Saturday, July 19, 2014: 9:15 AM
Room: Booth 40
Oral Presentation
Rachel THORPE , Australian Research Centre in Sex, Health and Society, La Trobe University, Melbourne, Australia
Evidence suggests that Baby Boomer women may ‘do’ ageing differently to previous generations (Calasanti and Slevin, 2001). To date, there has been only minimal research considering Australian Baby Boomer women’s embodied experiences of ageing. Drawing on data from semi-structured interviews and personal journals from 28 Australian women aged between 55 and 81, this paper explores the ways in which women’s presentation of self was strongly informed by notions of appropriate dress, grooming and even behaviour for older women.  Often these “rules” were taken for granted, and connected to broader ideas of ‘doing’ normative femininity and presentation of self. 
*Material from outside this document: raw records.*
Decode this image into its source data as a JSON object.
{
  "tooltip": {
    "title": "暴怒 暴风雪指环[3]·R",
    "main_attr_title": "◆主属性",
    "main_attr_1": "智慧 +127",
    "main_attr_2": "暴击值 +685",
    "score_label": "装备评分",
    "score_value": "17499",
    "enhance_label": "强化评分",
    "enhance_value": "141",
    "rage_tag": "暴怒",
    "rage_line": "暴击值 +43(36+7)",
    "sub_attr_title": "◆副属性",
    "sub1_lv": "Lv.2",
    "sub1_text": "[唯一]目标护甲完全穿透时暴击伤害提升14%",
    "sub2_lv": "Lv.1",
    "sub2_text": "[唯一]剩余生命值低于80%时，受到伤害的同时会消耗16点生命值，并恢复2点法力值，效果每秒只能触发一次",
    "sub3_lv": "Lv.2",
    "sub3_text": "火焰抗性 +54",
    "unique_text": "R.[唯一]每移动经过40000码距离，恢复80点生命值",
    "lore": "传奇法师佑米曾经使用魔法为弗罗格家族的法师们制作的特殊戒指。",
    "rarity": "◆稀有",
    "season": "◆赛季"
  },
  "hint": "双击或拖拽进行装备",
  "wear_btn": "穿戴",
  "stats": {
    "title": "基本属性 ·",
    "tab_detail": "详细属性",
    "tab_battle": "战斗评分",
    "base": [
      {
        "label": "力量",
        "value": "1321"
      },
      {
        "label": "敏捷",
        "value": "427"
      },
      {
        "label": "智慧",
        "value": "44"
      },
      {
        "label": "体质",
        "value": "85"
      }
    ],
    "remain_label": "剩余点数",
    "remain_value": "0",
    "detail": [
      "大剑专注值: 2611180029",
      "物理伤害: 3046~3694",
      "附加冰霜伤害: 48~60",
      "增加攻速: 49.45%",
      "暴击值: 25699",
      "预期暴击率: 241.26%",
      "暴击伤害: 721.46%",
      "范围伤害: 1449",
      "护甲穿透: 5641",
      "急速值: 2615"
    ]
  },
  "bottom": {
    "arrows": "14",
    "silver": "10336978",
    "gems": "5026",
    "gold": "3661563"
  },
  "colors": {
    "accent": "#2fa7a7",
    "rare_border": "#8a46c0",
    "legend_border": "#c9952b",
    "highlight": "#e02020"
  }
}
This paper will consider the women’s motivations for doing this “appearance work”, and the impacts this had on their sense of self. While their endeavours were largely informed by established norms of female beauty and “appropriate” ageing, there was also considerable resistance to these norms and acceptance of the ageing process. Competing discourses, such as ‘resisting age’ and ‘being yourself’, were also apparent, and these processes of contesting and disrupting appearance norms will also be considered.